October 11, 2015

Environmental Impacts Of Possible Responses To Eliminating Direct Marketing Mail

As anyone who has read my past blogs on environmental issues knows, I believe that eliminating unsolicited direct marketing mail may help reduce the “annoyance factor” some mail recipients experience, but there’s no assurancethat it will improve the environment.”

I have been concerned that if some of those individuals who stop receiving unsolicited mail get into their automobiles and buy an item at a retail store that they would ordered through a direct mail solicitation, the environment is worse off. Until I attended the recent Center for Research on Regulated Industries Conference, I did not have data to support my point. Now I do.

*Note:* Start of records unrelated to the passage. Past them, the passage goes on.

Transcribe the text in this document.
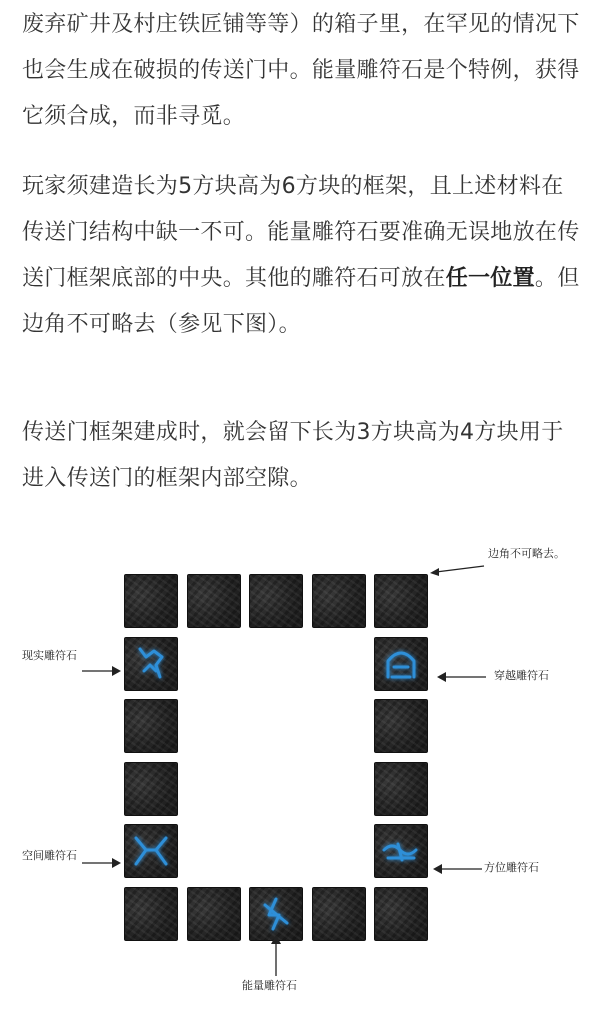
废弃矿井及村庄铁匠铺等等）的箱子里，在罕见的情况下也会生成在破损的传送门中。能量雕符石是个特例，获得它须合成，而非寻觅。

玩家须建造长为5方块高为6方块的框架，且上述材料在传送门结构中缺一不可。能量雕符石要准确无误地放在传送门框架底部的中央。其他的雕符石可放在任一位置。但边角不可略去（参见下图）。

传送门框架建成时，就会留下长为3方块高为4方块用于进入传送门的框架内部空隙。

边角不可略去。
现实雕符石
穿越雕符石
空间雕符石
方位雕符石
能量雕符石
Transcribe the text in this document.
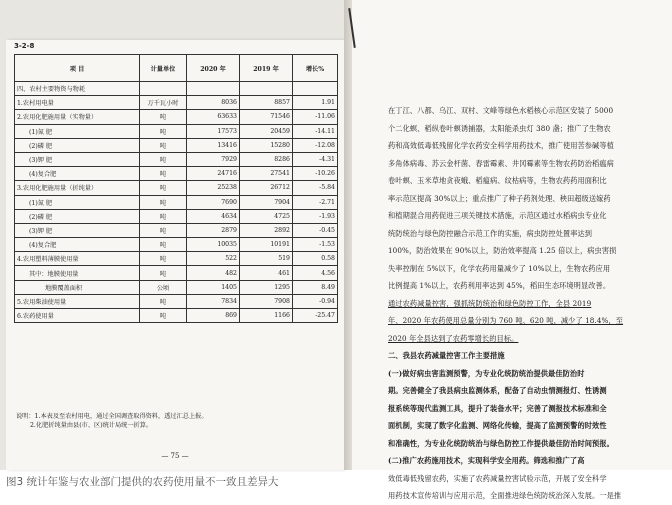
3-2-8
项 目	计量单位	2020 年	2019 年	增长%
四、农村主要物资与物耗				
1.农村用电量	万千瓦小时	8036	8857	1.91
2.农用化肥施用量（实物量）	吨	63633	71546	-11.06
(1)氮 肥	吨	17573	20459	-14.11
(2)磷 肥	吨	13416	15280	-12.08
(3)钾 肥	吨	7929	8286	-4.31
(4)复合肥	吨	24716	27541	-10.26
3.农用化肥施用量（折纯量）	吨	25238	26712	-5.84
(1)氮 肥	吨	7690	7904	-2.71
(2)磷 肥	吨	4634	4725	-1.93
(3)钾 肥	吨	2879	2892	-0.45
(4)复合肥	吨	10035	10191	-1.53
4.农用塑料薄膜使用量	吨	522	519	0.58
其中：地膜使用量	吨	482	461	4.56
地膜覆盖面积	公顷	1405	1295	8.49
5.农用柴油使用量	吨	7834	7908	-0.94
6.农药使用量	吨	869	1166	-25.47
说明：1.本表及至农村用电，通过全国调查取得资料，透过汇总上报。
2.化肥折纯量由县(市、区)统计局统一折算。
— 75 —
在丁江、八都、乌江、双村、文峰等绿色水稻核心示范区安装了 5000
个二化螟、稻纵卷叶螟诱捕器，太阳能杀虫灯 380 盏；推广了生物农
药和高效低毒低残留化学农药安全科学用药技术，推广使用苦参碱等植
多角体病毒、苏云金杆菌、春雷霉素、井冈霉素等生物农药防治稻瘟病
卷叶螟、玉米草地贪夜蛾、稻瘟病、纹枯病等，生物农药药用面积比
率示范区提高 30%以上；重点推广了种子药剂处理、秧田超级送嫁药
和植期混合用药促进三项关键技术措施，示范区通过水稻病虫专业化
统防统治与绿色防控融合示范工作的实施，病虫防控处置率达到
100%，防治效果在 90%以上，防治效率提高 1.25 倍以上，病虫害损
失率控制在 5%以下，化学农药用量减少了 10%以上，生物农药应用
比例提高 1%以上，农药利用率达到 45%，稻田生态环境明显改善。
通过农药减量控害，强抓统防统治和绿色防控工作，全县 2019
年、2020 年农药使用总量分别为 760 吨、620 吨，减少了 18.4%，至
2020 年全县达到了农药零增长的目标。
二、我县农药减量控害工作主要措施
(一)做好病虫害监测预警，为专业化统防统治提供最佳防治时
期。完善健全了我县病虫监测体系，配备了自动虫情测报灯、性诱测
报系统等现代监测工具，提升了装备水平；完善了测报技术标准和全
面机制，实现了数字化监测、网络化传输，提高了监测预警的时效性
和准确性，为专业化统防统治与绿色防控工作提供最佳防治时间预报。
(二)推广农药施用技术，实现科学安全用药。筛选和推广了高
效低毒低残留农药，实施了农药减量控害试验示范，开展了安全科学
用药技术宣传培训与应用示范，全面推进绿色统防统治深入发展。一是推
图3 统计年鉴与农业部门提供的农药使用量不一致且差异大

What I learned is that the carbon footprint of an automobile using an internal combustion engine in city or suburban driving going to and from a retail store is roughly 450 grams of carbon dioxide for every mile traveled. Preparing, transporting, and delivering a piece of direct marketing mail, including the work of converting trees to paper, results in approximately 70 grams of carbon dioxide. Therefore, if we were to eliminate 100 pieces of unsolicited marketing mail, and assume no substitute form of advertising that would generate carbon dioxide emissions, the result would be the elimination of 7000 grams of carbon dioxide. There is a small amount of carbon dioxide emission from the shipping out of the item by the postal service or a common carrier, but that carbon footprint is relatively small. This data was obtained from an economist who spoke at the conference, Larry Buc, in response to a question I asked.

What would happen to those 100 people not receiving the mail? Some would simply not shop at all for the item for which the direct mail solicitation was sent. Others would learn about it through the alternative form of advertising the marketer selected. Some would seek out a web site to shop for the item, such as a Google search effort, which, by the way, would have a substantial carbon dioxide emission resulting from the electricity consumed at the data centers containing the web site, at the routers transmitting the web site data to the shopper, and at the shopper’s own computer.

However, some would obtain the item at a retail store. If only one shopper of the 100 did a round trip in an automobile, the carbon dioxide emission would exceed the total for the 100 pieces of mail all by itself if the round trip exceeded 17 miles, i.e. 8.5 miles each way. When you add in the potential carbon footprint from the other potential choices, the only way in which eliminating 100 pieces of mail is a good environmental outcome is to assume that no one drives to a retail store and that most of the individuals do not otherwise attempt to acquire the item that was the subject of the solicitation.

More work has to be done to model out the impacts of eliminating unsolicited direct marketing mail, and, clearly, if someone has no intention of buying the item solicited from any source at any time, it makes sense for many reasons to eliminate sending the letter. Therefore, our goal should be to give mail recipients the ability to describe their choices and preferences in as much detail as possible as often as possible.

That is why the Direct Marketing Association Mail Preference Service is the best choice for people. It is the most sophisticated and granular consumer choice system in place, and, unlike the other systems, it recognizes the complexity and confusion that surrounds some consumer choices.